Let the GP be a, ar, ar² with common ratio r (0 < r < 1 since it is decreasing and infinite).

Given:

a + ar + ar² = 52 → a(1 + r + r²) = 52

a·ar + ar·ar² + ar²·a = 624 → a²(r + r² + r³) = 624

From these, form a relation involving only r.

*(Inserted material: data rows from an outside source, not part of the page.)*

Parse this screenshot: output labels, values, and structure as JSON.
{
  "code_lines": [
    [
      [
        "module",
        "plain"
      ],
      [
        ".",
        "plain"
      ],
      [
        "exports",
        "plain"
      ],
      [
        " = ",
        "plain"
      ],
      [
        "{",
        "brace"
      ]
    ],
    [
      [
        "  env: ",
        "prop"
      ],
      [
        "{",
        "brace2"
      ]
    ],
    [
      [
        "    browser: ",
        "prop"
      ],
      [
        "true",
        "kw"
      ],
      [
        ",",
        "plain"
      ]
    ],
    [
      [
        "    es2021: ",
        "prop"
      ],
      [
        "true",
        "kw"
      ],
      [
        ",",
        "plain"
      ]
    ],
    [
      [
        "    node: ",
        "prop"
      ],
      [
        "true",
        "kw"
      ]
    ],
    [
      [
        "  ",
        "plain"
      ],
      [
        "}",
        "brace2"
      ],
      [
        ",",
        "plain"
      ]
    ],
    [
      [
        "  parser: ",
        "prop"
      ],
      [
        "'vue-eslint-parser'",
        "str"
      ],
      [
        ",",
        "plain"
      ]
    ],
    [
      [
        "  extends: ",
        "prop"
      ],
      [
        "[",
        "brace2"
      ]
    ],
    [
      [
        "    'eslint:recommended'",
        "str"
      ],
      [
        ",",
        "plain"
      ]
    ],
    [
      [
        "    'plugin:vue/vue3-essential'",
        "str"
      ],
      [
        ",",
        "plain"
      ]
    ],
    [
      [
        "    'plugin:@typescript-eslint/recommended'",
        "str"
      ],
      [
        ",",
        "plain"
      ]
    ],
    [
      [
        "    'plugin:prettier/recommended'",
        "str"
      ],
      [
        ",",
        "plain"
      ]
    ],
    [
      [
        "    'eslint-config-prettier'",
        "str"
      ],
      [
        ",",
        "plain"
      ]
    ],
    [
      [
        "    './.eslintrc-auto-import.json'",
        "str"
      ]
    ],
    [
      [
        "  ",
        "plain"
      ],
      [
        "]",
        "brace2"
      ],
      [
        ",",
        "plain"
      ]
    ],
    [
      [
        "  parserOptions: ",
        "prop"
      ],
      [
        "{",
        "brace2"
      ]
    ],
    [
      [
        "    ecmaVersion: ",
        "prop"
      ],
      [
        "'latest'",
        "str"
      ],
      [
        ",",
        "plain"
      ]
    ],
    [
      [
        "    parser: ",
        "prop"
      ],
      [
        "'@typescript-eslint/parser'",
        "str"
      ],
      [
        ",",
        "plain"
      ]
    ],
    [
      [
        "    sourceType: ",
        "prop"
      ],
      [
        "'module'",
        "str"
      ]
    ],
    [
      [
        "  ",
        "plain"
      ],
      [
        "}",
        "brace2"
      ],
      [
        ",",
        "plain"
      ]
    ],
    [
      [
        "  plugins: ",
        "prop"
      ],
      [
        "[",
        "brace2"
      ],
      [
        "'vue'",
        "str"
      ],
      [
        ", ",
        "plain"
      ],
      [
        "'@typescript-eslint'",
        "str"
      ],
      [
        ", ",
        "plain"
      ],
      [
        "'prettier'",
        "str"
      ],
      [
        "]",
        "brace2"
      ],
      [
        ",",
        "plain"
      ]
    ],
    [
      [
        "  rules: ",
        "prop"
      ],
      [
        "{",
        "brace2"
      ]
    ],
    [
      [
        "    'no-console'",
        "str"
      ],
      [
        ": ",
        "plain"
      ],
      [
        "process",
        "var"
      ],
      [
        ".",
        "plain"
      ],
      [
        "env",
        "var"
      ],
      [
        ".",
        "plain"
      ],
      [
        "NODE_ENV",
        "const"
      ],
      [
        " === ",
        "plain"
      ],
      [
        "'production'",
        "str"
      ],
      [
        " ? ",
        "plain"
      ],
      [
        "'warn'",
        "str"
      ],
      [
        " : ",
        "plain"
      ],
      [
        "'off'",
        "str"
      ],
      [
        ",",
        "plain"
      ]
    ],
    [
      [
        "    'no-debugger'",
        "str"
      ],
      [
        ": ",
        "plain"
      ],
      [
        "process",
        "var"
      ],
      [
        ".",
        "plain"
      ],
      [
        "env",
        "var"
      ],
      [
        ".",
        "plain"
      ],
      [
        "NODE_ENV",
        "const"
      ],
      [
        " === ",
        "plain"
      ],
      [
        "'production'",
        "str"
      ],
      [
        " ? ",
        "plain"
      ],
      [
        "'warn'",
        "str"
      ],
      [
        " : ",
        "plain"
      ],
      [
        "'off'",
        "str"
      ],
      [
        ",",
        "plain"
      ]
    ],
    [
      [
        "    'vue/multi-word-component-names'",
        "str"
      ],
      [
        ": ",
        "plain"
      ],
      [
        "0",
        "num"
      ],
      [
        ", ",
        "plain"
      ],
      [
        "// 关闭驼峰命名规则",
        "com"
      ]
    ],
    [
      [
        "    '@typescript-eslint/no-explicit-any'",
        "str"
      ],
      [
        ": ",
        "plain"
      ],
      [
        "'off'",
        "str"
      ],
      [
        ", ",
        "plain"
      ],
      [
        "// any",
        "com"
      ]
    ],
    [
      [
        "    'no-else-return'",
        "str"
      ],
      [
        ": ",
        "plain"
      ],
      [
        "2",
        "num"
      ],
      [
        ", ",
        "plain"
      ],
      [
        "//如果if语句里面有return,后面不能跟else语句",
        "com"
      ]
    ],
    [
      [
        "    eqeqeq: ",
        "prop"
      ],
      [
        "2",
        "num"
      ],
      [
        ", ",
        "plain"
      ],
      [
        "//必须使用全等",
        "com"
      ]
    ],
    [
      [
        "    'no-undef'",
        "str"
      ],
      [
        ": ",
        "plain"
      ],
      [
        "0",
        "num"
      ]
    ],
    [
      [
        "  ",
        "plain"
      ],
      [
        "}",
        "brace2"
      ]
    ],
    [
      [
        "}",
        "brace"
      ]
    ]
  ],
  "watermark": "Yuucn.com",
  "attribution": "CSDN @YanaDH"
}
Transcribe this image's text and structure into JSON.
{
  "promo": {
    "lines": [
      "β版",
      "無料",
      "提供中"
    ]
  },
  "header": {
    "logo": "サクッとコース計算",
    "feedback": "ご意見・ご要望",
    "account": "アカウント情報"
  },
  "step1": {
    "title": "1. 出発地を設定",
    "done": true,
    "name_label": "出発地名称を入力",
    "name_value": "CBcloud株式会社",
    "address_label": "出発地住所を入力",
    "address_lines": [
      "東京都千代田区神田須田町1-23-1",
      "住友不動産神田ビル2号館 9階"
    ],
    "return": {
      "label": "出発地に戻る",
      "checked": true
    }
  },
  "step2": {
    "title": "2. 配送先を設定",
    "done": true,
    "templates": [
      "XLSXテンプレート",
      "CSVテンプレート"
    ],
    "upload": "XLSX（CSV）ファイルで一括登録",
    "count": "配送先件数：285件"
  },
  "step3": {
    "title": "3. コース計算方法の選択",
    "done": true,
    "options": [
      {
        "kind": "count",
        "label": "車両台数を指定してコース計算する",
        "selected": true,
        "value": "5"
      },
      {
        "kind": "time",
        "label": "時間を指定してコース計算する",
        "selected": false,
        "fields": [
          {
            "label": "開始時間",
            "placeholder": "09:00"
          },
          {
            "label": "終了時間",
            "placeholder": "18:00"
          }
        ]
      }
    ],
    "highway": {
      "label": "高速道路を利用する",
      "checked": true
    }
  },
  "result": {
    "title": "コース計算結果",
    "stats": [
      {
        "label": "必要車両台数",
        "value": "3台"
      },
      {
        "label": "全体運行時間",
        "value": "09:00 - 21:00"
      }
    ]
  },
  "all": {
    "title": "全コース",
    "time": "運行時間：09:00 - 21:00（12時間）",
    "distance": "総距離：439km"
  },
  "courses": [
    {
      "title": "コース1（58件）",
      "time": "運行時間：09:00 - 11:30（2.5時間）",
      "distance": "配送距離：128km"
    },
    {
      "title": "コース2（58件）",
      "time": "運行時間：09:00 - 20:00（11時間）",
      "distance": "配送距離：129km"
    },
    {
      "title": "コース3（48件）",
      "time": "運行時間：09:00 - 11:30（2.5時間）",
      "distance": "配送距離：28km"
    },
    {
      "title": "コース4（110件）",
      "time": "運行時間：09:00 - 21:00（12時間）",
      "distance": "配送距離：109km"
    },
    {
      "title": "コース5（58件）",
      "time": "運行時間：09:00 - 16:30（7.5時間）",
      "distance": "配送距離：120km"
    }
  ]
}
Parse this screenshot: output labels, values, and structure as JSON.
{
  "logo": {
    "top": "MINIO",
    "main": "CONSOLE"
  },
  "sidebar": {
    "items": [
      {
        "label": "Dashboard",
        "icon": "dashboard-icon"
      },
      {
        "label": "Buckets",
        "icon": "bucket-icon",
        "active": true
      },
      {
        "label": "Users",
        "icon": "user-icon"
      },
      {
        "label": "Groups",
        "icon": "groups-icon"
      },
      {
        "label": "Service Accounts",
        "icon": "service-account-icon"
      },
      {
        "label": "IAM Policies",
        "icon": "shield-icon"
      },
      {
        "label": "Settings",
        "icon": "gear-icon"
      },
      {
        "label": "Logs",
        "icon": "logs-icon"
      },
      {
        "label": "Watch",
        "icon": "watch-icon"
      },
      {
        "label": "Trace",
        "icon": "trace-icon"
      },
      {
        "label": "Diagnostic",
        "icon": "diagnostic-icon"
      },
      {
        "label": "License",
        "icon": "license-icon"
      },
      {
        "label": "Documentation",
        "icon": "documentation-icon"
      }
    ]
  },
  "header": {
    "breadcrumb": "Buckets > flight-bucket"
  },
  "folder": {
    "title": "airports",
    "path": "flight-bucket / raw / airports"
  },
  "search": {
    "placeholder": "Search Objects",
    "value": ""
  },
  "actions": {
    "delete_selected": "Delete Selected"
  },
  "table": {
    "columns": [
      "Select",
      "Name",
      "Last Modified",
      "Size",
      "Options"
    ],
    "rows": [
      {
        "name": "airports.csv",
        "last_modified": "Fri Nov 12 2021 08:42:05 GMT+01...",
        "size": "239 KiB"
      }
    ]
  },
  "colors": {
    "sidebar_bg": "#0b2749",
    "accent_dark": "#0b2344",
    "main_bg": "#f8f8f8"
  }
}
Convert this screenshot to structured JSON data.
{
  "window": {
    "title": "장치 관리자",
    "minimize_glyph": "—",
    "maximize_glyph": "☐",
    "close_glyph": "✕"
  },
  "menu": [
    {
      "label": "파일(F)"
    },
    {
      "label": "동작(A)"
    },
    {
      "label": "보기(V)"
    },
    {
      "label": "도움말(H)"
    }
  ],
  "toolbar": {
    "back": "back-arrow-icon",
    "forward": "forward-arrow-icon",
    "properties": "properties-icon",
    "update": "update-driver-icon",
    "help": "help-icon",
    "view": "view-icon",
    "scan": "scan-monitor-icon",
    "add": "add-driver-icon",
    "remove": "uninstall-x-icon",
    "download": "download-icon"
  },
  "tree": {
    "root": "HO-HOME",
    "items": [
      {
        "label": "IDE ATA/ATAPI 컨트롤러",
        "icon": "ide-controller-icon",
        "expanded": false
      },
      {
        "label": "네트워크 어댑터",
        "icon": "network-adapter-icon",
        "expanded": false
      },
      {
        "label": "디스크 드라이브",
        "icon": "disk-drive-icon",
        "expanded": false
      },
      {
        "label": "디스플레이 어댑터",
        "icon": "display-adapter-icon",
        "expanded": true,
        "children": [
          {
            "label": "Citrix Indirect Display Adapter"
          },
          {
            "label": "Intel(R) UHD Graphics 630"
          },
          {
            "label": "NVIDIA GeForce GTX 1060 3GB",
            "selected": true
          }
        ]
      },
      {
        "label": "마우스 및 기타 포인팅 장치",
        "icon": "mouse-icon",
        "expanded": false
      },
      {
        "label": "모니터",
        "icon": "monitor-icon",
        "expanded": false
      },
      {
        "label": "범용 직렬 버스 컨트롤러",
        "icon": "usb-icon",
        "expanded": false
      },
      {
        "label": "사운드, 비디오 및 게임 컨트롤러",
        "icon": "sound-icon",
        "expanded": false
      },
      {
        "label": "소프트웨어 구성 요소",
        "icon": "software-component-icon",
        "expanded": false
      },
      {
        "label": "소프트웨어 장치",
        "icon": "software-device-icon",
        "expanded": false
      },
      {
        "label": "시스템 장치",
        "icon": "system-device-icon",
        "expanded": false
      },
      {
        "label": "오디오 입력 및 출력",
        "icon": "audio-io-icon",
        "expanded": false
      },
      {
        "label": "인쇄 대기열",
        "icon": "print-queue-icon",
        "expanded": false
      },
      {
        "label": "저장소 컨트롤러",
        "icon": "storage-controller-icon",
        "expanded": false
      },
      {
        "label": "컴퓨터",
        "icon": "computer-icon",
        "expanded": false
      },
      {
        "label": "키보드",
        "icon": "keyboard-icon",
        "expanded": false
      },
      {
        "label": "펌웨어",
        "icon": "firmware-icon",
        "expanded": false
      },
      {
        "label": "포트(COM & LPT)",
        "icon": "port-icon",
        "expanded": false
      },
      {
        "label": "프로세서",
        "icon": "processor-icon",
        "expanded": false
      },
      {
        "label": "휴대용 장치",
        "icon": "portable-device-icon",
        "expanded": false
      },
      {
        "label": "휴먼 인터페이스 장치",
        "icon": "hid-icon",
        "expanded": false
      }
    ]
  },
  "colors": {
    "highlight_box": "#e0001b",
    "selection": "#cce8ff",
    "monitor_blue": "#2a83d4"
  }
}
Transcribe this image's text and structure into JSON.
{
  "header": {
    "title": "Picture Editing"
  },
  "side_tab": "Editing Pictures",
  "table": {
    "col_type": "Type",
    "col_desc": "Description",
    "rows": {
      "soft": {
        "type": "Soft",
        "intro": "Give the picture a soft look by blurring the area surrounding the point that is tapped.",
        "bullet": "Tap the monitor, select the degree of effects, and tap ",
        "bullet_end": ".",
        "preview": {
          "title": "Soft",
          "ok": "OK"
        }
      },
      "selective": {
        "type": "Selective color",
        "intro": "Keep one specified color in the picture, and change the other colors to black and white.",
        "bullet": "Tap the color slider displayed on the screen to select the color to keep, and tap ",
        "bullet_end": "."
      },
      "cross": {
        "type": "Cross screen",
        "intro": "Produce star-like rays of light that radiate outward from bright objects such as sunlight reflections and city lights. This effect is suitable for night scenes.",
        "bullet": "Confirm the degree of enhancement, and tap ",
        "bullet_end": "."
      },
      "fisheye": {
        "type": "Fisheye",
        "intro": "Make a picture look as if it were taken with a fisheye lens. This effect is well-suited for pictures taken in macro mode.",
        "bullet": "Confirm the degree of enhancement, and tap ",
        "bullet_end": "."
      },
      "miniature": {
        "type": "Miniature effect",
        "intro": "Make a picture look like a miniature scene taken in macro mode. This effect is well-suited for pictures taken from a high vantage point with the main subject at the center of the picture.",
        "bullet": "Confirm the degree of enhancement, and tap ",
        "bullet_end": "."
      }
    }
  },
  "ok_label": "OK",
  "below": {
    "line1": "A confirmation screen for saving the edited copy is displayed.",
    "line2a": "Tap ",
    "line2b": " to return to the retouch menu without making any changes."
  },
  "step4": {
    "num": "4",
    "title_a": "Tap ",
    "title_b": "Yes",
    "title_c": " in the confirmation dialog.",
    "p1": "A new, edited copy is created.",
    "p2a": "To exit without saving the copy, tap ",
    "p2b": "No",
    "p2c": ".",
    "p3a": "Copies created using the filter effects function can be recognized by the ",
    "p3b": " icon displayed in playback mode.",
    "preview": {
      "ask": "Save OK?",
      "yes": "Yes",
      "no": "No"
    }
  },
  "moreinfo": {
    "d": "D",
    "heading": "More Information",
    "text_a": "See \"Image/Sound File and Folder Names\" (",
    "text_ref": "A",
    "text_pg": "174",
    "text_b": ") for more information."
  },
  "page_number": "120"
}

Divide equation (2) by [equation (1)]²:

[a²(r + r² + r³)] / [a²(1 + r + r²)²] = 624 / 52²

So:

(r + r² + r³) / (1 + r + r²)² = 624 / 2704 = 39 / 169

Now just try simple values of r between 0 and 1.

Try r = 1/2:

r + r² + r³ = 1/2 + 1/4 + 1/8 = 7/8

1 + r + r² = 1 + 1/2 + 1/4 = 7/4 → squared = 49/16

Ratio = (7/8) / (49/16) = 2/7 (not 39/169).

Try r = 1/3:

r + r² + r³ = 1/3 + 1/9 + 1/27 = 13/27

1 + r + r² = 1 + 1/3 + 1/9 = 13/9 → squared = 169/81

Ratio = (13/27) / (169/81) = 39/169 (matches).

So r = 1/3.

From a(1 + r + r²) = 52 → a(1 + 1/3 + 1/9) = 52 → a(13/9) = 52 → a = 36.

Sum of infinite GP = a / (1 − r) = 36 / (1 − 1/3) = 36 / (2/3) = 54.